Os povos originários de Rondônia já estão dominando tecnologias voltadas à conservação da natureza. A WWF-Brasil e a Associação de Defesa Etnoambiental Kanindé se juntaram para colocar em ação um projeto de proteção territorial, que está fortalecendo a capacidade de povos indígenas de Rondônia monitorarem seus próprios territórios. A iniciativa tem como objetivo empregar a tecnologia para identificar e registrar invasões sem que, necessariamente, as pessoas envolvidas nas ações de monitoramento tenham que se aproximar das áreas de risco onde os criminosos estão atuando.


Na construção civil, a tecnologia indígena também está servindo de inspiração para a arquitetura bioclimática. Em Cuiabá, Mato Grosso, o arquiteto e urbanista José Afonso Botura Portocarrero, Doutor em Tecnoíndia: Tecnologias de construção indígenas e Conselheiro Federal pelo CAU/MT na Gestão 2021–2023, foi convidado pelo Sebrae para desenvolver o projeto do Centro Sebrae de Sustentabilidade.

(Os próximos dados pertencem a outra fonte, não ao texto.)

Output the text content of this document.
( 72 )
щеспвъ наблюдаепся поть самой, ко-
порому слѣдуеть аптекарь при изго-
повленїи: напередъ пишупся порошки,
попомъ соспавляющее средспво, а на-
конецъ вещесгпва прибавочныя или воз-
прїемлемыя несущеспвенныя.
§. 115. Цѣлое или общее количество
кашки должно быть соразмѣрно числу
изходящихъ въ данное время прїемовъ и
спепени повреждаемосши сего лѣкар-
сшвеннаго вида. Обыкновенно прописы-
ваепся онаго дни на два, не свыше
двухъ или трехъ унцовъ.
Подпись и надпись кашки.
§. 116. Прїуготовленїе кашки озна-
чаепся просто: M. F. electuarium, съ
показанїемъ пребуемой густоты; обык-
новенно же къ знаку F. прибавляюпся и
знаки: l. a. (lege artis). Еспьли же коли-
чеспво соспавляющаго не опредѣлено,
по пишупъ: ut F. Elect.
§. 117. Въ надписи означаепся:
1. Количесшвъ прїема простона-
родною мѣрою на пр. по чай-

A construção possui formato ogival, inspirado em uma oca. Na construção, foram reaproveitados resíduos. O projeto foi adaptado ao terreno em declive, evitando a terraplanagem e preservando a vegetação nativa. Além disso, a construção possui conforto térmico devido à cobertura em duas cascas, que criam um bolsão de ar e promovem o resfriamento interno da construção, além de iluminação natural, captação da água da chuva para reutilização e instalação de compostagem dos resíduos.

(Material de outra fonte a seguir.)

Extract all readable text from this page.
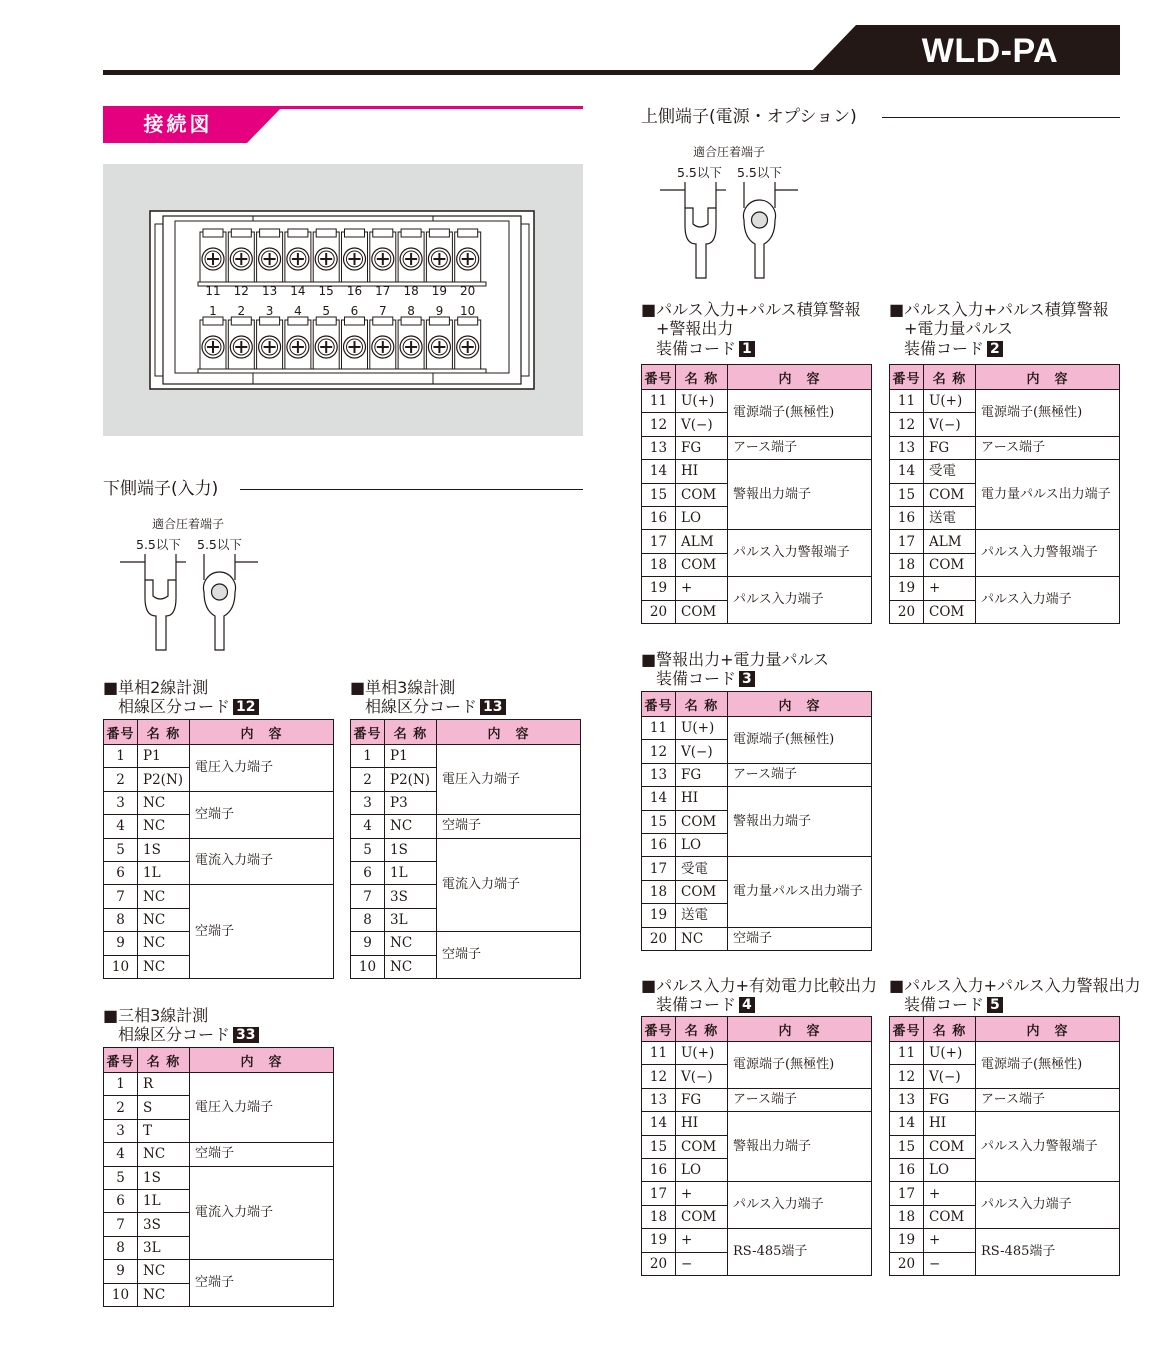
WLD-PA
接続図
11 12 13 14 15 16 17 18 19 20
1 2 3 4 5 6 7 8 9 10
下側端子(入力)
適合圧着端子
5.5以下 5.5以下
■単相2線計測
相線区分コード 12
番号	名 称	内　容
1	P1	電圧入力端子
2	P2(N)	
3	NC	空端子
4	NC	
5	1S	電流入力端子
6	1L	
7	NC	空端子
8	NC	
9	NC	
10	NC	
■単相3線計測
相線区分コード 13
番号	名 称	内　容
1	P1	電圧入力端子
2	P2(N)	
3	P3	
4	NC	空端子
5	1S	電流入力端子
6	1L	
7	3S	
8	3L	
9	NC	空端子
10	NC	
■三相3線計測
相線区分コード 33
番号	名 称	内　容
1	R	電圧入力端子
2	S	
3	T	
4	NC	空端子
5	1S	電流入力端子
6	1L	
7	3S	
8	3L	
9	NC	空端子
10	NC	
上側端子(電源・オプション)
適合圧着端子
5.5以下 5.5以下
■パルス入力+パルス積算警報
+警報出力
装備コード 1
番号	名 称	内　容
11	U(+)	電源端子(無極性)
12	V(−)	
13	FG	アース端子
14	HI	警報出力端子
15	COM	
16	LO	
17	ALM	パルス入力警報端子
18	COM	
19	+	パルス入力端子
20	COM	
■パルス入力+パルス積算警報
+電力量パルス
装備コード 2
番号	名 称	内　容
11	U(+)	電源端子(無極性)
12	V(−)	
13	FG	アース端子
14	受電	電力量パルス出力端子
15	COM	
16	送電	
17	ALM	パルス入力警報端子
18	COM	
19	+	パルス入力端子
20	COM	
■警報出力+電力量パルス
装備コード 3
番号	名 称	内　容
11	U(+)	電源端子(無極性)
12	V(−)	
13	FG	アース端子
14	HI	警報出力端子
15	COM	
16	LO	
17	受電	電力量パルス出力端子
18	COM	
19	送電	
20	NC	空端子
■パルス入力+有効電力比較出力
装備コード 4
番号	名 称	内　容
11	U(+)	電源端子(無極性)
12	V(−)	
13	FG	アース端子
14	HI	警報出力端子
15	COM	
16	LO	
17	+	パルス入力端子
18	COM	
19	+	RS-485端子
20	−	
■パルス入力+パルス入力警報出力
装備コード 5
番号	名 称	内　容
11	U(+)	電源端子(無極性)
12	V(−)	
13	FG	アース端子
14	HI	パルス入力警報端子
15	COM	
16	LO	
17	+	パルス入力端子
18	COM	
19	+	RS-485端子
20	−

Diariamente, surgem novas tecnologias e iniciativas prometendo a redução de danos, mas desconsiderando a totalidade da natureza e os impactos ambientais. Não cocriar em conjunto com o ecossistema nos trouxe o desiquilíbrio climático, acompanhado do espectro da fome, da miséria e da desigualdade. Ainda há tempo para aprender com a natureza e superar o sistema que nos levou à falência.